Пусть все это для потехи задумано, да поженили-то их не в смех, а по закону, в святой церкви, сам преосвященный венчал. И смеется хорошо тот, кто смеется последним. Волынский вон как распетушился, а все равно Кукленок ему голову скусит. И Кукленка в свой черед сковырнут или кончат, как только государыня загнется. А от нее уже гнилью несет. Так они все друг друга перепластают. И чего им охота на верхушку лезть, нешто кто на ней удержался? Сами они шуты гороховые, хуже тех, что в лукошках сидят. А эти – в халатах, тюбетеях, малахаях, портах широченных, – нешто они не в смех сюда созваны? Значит, тоже шуты. Хоть их за столы усадили в одном лошадином дворце с государыней, которая и сама-то лошадь – отгарцевавшая, запаленная, разбитая на все четыре ноги. Сейчас поезжане жрут, пьют, орут, хохочут, после отпоют, отпляшут, а вот доберутся ли домой – неведомо. Волынский-нехристь их не повезет. Конечно, которые с севера, на оленьих и собачьих упряжках, глядишь, доползут, они ведь на ком едут, тех и жрут помаленьку в дороге, а которые на верблюдах, или на волах, или на свиньях, с теми хуже: или жрать, или ехать. Об остальных и говорить нечего: морозы все круче заворачивают, добреди-ка до Сибири, до Камчатки. Так и останутся их косточки в белых просторах.

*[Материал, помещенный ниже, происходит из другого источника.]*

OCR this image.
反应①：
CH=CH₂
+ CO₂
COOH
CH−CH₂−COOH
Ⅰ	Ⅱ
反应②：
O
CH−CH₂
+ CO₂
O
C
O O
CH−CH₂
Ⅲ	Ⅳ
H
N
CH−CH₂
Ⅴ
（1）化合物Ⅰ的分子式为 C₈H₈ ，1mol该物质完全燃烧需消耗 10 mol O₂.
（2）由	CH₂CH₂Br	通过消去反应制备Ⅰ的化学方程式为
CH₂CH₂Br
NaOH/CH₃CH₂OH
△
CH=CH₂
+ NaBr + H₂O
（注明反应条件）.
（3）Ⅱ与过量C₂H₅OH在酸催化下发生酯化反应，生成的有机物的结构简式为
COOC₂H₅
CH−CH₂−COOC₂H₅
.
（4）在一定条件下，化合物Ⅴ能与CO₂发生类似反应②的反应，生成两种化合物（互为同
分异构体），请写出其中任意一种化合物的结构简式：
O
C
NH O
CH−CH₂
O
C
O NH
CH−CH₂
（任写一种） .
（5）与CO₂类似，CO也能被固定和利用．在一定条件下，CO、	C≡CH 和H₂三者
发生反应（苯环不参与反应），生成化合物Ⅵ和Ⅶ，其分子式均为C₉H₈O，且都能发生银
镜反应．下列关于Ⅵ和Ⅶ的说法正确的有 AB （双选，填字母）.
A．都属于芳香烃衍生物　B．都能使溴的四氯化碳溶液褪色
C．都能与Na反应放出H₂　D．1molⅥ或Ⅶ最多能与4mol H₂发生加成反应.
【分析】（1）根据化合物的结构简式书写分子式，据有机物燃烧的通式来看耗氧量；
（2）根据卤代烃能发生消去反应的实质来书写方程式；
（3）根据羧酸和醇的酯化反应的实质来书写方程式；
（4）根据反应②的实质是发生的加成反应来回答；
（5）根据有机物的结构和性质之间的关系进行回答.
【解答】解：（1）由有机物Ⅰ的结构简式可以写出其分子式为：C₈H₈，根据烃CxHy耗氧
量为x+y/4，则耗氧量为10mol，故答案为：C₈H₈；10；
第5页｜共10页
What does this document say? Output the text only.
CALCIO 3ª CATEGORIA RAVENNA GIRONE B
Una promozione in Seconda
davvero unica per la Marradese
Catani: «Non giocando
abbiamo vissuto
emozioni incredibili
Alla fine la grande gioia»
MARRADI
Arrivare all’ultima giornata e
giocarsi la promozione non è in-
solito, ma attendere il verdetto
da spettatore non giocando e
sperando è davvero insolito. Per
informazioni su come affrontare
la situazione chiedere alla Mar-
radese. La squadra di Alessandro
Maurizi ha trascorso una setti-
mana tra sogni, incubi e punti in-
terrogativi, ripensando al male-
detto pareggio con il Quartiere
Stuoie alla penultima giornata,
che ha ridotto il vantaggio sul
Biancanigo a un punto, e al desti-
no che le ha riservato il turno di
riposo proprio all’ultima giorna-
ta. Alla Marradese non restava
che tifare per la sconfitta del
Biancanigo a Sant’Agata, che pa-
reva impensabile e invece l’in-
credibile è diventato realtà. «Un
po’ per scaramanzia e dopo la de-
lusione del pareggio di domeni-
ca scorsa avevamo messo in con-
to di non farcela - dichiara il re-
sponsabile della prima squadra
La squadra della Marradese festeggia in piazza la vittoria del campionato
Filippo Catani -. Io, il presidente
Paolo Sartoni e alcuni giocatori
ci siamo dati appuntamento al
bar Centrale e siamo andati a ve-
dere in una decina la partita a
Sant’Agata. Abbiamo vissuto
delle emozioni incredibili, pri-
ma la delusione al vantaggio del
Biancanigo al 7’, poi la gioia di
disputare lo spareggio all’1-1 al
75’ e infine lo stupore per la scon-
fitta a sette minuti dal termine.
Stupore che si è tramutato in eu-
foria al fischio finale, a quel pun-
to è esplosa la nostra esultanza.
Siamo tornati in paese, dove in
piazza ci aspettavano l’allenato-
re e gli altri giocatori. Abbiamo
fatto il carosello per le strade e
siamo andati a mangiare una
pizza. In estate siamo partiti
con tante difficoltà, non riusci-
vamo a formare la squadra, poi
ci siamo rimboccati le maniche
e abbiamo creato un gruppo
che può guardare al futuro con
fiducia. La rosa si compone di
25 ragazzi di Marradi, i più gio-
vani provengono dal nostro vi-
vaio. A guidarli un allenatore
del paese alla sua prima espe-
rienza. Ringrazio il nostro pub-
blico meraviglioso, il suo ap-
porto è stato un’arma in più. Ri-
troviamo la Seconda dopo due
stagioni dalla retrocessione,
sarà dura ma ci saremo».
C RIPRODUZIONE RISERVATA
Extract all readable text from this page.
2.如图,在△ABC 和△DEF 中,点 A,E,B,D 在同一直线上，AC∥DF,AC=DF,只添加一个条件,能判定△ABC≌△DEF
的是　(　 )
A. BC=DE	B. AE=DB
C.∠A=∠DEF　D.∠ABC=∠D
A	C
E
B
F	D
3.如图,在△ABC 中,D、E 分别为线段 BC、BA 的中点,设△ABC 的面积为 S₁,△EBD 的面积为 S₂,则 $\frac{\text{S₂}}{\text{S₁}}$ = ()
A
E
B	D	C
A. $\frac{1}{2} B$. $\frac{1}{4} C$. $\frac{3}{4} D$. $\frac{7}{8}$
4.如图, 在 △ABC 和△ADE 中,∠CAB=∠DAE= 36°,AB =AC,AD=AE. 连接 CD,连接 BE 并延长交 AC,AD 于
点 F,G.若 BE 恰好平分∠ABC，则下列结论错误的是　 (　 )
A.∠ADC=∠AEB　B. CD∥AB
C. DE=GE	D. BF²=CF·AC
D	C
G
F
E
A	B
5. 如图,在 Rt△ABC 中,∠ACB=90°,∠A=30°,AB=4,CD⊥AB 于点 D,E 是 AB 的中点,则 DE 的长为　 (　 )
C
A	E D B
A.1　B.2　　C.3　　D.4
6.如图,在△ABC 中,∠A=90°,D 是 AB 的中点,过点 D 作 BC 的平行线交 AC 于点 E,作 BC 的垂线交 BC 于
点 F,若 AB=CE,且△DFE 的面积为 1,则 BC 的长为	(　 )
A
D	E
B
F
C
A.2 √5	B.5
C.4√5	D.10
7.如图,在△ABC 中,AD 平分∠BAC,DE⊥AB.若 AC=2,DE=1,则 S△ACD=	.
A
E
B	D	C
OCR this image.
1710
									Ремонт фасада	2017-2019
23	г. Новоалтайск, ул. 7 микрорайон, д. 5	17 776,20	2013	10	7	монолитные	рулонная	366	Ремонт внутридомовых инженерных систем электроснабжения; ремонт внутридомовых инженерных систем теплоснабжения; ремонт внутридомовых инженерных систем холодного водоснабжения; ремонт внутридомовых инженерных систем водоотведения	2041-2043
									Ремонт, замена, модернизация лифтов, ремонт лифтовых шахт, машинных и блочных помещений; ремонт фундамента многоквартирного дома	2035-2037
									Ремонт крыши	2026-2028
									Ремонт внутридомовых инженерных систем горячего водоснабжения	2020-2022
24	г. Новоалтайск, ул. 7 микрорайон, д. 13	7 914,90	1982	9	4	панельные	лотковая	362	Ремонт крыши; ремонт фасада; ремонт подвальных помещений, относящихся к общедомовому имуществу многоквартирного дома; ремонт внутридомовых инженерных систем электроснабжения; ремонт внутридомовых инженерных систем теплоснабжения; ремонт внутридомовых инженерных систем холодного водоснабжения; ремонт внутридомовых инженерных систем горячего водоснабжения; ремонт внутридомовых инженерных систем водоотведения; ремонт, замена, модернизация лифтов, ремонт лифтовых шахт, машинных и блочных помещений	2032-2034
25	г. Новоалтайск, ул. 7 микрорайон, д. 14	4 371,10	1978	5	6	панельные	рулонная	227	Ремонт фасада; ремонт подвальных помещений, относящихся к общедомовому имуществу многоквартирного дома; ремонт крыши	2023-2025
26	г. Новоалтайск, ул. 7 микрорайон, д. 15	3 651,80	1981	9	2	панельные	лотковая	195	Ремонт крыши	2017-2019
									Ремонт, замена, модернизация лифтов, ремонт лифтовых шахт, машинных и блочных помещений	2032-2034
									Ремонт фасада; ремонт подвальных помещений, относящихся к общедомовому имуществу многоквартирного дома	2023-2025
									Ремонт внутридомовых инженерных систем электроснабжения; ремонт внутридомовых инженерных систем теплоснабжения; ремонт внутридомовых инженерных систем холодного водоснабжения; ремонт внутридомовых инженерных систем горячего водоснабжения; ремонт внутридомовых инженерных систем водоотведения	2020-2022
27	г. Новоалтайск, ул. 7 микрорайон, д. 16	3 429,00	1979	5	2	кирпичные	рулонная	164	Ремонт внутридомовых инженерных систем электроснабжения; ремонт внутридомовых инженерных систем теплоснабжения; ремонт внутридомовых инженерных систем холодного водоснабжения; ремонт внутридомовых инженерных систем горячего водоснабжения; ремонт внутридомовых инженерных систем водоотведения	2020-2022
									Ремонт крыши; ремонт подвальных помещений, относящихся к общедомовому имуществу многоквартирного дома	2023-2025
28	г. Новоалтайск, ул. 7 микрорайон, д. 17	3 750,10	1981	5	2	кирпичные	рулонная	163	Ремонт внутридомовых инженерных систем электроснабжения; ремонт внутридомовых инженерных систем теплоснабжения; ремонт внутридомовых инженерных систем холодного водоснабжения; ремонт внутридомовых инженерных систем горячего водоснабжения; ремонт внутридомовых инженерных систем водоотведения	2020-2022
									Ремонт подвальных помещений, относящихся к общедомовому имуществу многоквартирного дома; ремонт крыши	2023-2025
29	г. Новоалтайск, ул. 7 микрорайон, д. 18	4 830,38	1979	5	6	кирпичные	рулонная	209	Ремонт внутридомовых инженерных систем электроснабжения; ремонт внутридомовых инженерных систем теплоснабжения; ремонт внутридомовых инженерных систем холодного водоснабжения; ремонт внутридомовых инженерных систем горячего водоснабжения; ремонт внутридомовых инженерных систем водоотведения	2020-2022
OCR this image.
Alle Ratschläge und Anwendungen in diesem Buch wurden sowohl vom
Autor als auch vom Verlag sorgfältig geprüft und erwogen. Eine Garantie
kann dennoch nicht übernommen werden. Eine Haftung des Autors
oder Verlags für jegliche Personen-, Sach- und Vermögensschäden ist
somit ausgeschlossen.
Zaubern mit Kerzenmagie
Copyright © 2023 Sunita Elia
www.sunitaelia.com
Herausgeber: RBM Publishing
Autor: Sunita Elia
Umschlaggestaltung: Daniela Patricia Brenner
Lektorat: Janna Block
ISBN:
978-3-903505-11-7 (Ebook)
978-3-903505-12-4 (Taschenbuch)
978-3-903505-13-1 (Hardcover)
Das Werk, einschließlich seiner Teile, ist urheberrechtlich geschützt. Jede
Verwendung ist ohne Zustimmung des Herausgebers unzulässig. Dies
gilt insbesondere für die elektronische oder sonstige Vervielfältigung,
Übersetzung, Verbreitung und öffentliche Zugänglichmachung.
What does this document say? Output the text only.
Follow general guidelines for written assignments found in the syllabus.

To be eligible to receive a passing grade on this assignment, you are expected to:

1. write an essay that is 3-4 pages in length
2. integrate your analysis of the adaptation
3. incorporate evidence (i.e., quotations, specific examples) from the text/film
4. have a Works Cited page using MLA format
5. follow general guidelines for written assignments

Громкие крики «виват!» прервали мысли Бужениновой, это Волынский провозгласил тост во здравие императрицы. Буженинова подтолкнула супруга и вскочила на свои короткие ножки. Когда улеглись восторги, Волынский по знаку Анны предложил выпить за здоровье молодых. И все гости захохотали, закричали: «Горько!» Голицын не двинулся, словно все это его нисколько не касалось, но Буженинова быстро подскочила к нему и как клюнула в вялые губы.
Голицын словно очнулся, провел пальцем по губам.
– Я, кажется, забылся, – просипел он. – Пожалуйста, не серчайте.
И тут возникла грузная фигура в красном домино и черной маске с огромным приставным носом. Волынский хлопнул в ладоши, призывая к вниманию. Домино откашлялось и начало каким-то напряженным и словно придушенным голосом:
Здравствуйте, женившись, дурак и дурка,
Еще … тота и фигурка!
Теперь-то прямое время нам повеселиться,
Теперь-то всячески поезжанам должно беситься.
– Кто это? – спросил Голицын. – Похоже на Тредиаковского. Его голос. Почему он в маске?
– А ему намедни Артемий Петрович всю морду искрошил.
– Бедняга… – прошептал Голицын.
Квасник-дурак и Буженинова
Сошлись любовию, но любовь их гадка.
Ну, мордва, ну, чуваши, ну, самоеды,
Начните веселье, молодые деды!
Было тихо. Вирши, выбитые кулаками и дубинкой из Тредиаковского, никого не веселили. «Молодые деды» просто их не понимали, а придворным, знавшим, почему секретарь академии напялил уродливую маску и красное домино, было не до смеха. Очень легко было представить себя на месте этого российского академика, если Волынский войдет в силу. Невольно вспоминался князь Мещерский, которого Волынский в пору своего астраханского губернаторства подверг невиданному кровавому истязанию.
Кабинет-министр покусывал губы, утешая себя мыслью, что прикончит Тредиаковского, если тот не вызовет хотя бы улыбки на почерневшем от усталости лице императрицы.
Балалайки, дудки, рожки и волынки!
Соберите и вы, бурлацкие рынки.
Ах, вижу, как вы теперь рады!
Гремите, гудите, брянчите, скачите,
Шалите, кричите, пляшите!
Свищи, весна, свищи, красна!
Не возможно нам иметь лучшее время:
Спрягся ханский сын, взял ханское племя,
Ханский сын Квасник, Буженинова ханка.
Кому того не видно, кажет их осанка.
О пара! о не стара!
Не жить они станут, но зоблить сахар,
А коли устанет, то будет другой пахарь.
И тут государыня громко прыснула, представив себе, как обогатит красавица Буженинова сиятельного шута – своего мужа.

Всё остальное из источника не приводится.